Hi community,
I need help with an Identity Provider (IdP) issue.
Situation: I can’t find a way to [refresh / create new] Google access tokens.
My Google Social connection is configured, and login with Google works fine. In the google-oauth2 > permissions, I have Google Calendar enabled.
I am using React / Rails. When I log in, it asks me for permission to access my calendar, which works fine, and I can get the access token.
To ensure it’s working, I can create events on the calendar and check them at: https://www.googleapis.com/oauth2/v3/tokeninfo?access_token=IDENTITY_GOOGLE_ACCESS_TOKEN, and I have my account information.
The problem is: after the token expires or is revoked, I’m stuck.
I have tried many approaches based on various tickets (most closed without a solution) and GitHub issues.
While searching for how to refresh a Google access token, I found this:
Link 1: How to refrsh the access token provided by google
“Based on your description, you would like to refresh the access token provided by Google. For that use, you will need to revoke your access token with a refresh token that is provided to you with the access token.”
I don’t know if I understand this correctly. If I revoke, I will need to reauthenticate. Isn’t that breaking the Auth0 flow? Correct me if I’m wrong.

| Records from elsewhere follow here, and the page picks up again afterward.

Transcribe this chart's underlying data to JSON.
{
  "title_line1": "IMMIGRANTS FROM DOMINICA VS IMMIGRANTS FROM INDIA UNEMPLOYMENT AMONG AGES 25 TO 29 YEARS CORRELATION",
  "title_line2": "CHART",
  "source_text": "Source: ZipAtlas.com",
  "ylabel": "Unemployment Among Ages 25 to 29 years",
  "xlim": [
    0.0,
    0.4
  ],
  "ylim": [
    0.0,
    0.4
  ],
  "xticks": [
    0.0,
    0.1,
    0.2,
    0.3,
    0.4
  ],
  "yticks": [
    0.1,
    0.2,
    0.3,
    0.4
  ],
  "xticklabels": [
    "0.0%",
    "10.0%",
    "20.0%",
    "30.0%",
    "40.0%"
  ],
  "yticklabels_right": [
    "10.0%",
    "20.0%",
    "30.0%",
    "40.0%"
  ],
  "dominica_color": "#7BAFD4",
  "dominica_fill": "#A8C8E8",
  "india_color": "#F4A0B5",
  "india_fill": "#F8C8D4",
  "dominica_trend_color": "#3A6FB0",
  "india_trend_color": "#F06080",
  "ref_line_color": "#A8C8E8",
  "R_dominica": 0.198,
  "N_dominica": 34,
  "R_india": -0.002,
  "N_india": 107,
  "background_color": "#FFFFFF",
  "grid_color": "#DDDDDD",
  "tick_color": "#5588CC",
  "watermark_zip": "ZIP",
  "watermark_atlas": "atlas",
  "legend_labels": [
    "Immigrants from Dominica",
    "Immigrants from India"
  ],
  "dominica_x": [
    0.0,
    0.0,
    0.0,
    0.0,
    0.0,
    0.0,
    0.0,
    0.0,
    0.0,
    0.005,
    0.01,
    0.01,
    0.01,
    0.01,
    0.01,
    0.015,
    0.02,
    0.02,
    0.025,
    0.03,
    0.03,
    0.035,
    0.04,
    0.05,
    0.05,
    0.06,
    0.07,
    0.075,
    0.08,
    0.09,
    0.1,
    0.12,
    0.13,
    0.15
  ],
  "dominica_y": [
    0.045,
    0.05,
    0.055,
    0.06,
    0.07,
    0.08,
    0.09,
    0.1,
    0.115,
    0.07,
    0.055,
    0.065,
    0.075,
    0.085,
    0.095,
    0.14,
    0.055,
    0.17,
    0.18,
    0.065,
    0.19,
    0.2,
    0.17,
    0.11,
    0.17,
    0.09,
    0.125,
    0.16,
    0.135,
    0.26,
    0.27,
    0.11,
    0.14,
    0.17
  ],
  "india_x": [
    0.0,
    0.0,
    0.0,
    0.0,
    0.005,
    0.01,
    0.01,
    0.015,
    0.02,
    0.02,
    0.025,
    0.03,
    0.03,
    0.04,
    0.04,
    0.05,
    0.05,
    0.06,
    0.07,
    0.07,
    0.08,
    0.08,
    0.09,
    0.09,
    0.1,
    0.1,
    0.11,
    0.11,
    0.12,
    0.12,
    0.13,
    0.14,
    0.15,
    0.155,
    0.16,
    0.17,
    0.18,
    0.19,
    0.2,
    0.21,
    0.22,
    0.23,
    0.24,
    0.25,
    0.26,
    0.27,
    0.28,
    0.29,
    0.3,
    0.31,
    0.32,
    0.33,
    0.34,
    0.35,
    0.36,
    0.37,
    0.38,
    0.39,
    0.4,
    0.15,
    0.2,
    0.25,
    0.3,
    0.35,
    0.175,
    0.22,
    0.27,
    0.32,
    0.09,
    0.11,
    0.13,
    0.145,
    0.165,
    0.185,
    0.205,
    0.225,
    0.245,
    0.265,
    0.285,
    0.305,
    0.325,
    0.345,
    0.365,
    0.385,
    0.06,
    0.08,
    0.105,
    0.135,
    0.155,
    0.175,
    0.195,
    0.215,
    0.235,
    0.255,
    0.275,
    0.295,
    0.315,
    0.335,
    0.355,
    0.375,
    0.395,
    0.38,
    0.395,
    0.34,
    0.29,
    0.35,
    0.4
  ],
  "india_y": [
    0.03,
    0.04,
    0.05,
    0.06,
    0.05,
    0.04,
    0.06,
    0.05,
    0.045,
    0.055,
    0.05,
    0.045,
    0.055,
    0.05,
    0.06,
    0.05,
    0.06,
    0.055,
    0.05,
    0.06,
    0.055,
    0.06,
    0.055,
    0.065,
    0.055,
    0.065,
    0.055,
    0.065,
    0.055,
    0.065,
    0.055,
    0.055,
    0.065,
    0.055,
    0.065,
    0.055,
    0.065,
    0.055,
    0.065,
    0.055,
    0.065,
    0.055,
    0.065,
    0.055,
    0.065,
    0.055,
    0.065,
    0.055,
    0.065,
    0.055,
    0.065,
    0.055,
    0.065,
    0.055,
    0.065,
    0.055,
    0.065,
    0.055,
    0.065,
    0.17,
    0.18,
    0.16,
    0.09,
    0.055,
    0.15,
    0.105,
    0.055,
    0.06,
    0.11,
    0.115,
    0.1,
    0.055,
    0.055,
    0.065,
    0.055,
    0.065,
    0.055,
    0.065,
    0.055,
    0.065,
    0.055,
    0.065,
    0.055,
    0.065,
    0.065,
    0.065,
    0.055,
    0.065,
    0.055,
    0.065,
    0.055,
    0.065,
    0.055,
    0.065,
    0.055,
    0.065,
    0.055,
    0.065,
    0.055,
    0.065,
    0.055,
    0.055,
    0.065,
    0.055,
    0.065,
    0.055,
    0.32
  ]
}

Link 2: Not getting back a refresh_token from Google · Issue #126 · auth0/auth0.js · GitHub
Even using the scope offline, offline_access, it does not work. As I know, the scope access_type offline should go to Google, and with the IdP token I got:
"sub": "1116854476550",
"scope": "https://www.googleapis.com/auth/userinfo.email https://www.googleapis.com/auth/userinfo.profile openid",
"exp": "1719364447",
"expires_in": "3565",
"email_verified": "true",
"access_type": "online"
Link 3: Identity Provider Access Tokens
Here is more important information: Google OAuth 2.0 (pass the parameter access_type=offline, as well as the connection_scope parameter with required scopes, when calling the Auth0 /authorize endpoint)
I am not using the NextJS API for this, so where should I put this information?

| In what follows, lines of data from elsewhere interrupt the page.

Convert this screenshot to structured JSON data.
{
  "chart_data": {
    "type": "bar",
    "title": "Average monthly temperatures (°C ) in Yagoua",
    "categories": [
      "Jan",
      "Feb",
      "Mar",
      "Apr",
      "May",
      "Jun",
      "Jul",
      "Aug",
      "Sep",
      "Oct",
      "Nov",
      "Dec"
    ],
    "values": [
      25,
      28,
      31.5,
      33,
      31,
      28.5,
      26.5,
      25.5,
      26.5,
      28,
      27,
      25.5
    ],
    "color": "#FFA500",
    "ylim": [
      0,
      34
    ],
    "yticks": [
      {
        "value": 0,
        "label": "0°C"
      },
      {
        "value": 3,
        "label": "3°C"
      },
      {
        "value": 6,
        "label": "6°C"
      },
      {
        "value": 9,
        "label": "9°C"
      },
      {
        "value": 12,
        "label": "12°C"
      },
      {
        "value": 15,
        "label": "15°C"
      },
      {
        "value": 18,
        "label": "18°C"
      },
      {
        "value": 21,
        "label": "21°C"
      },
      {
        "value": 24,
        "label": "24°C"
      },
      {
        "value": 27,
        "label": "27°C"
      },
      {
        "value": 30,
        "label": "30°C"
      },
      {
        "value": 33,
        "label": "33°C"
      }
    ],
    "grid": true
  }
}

I think it is not backend related because refresh_token does not affect M2M, as we can see here: Refresh token for M2M applications
I can reference many attempts I made, but I think the previous information is enough to move forward.
An important side note: Every time I log out and log in with Google again, the Google token in my identities is updated and works again, even if it had been revoked or expired previously.
Possible workaround: After considering the right way to solve this, can I use getAccessTokenSilently to refresh the Google identity token? If so, can I pass it via a cookie? I am not sure.
I am open to discussing this topic and to opening a PR to fix it in auth0-js core, if needed.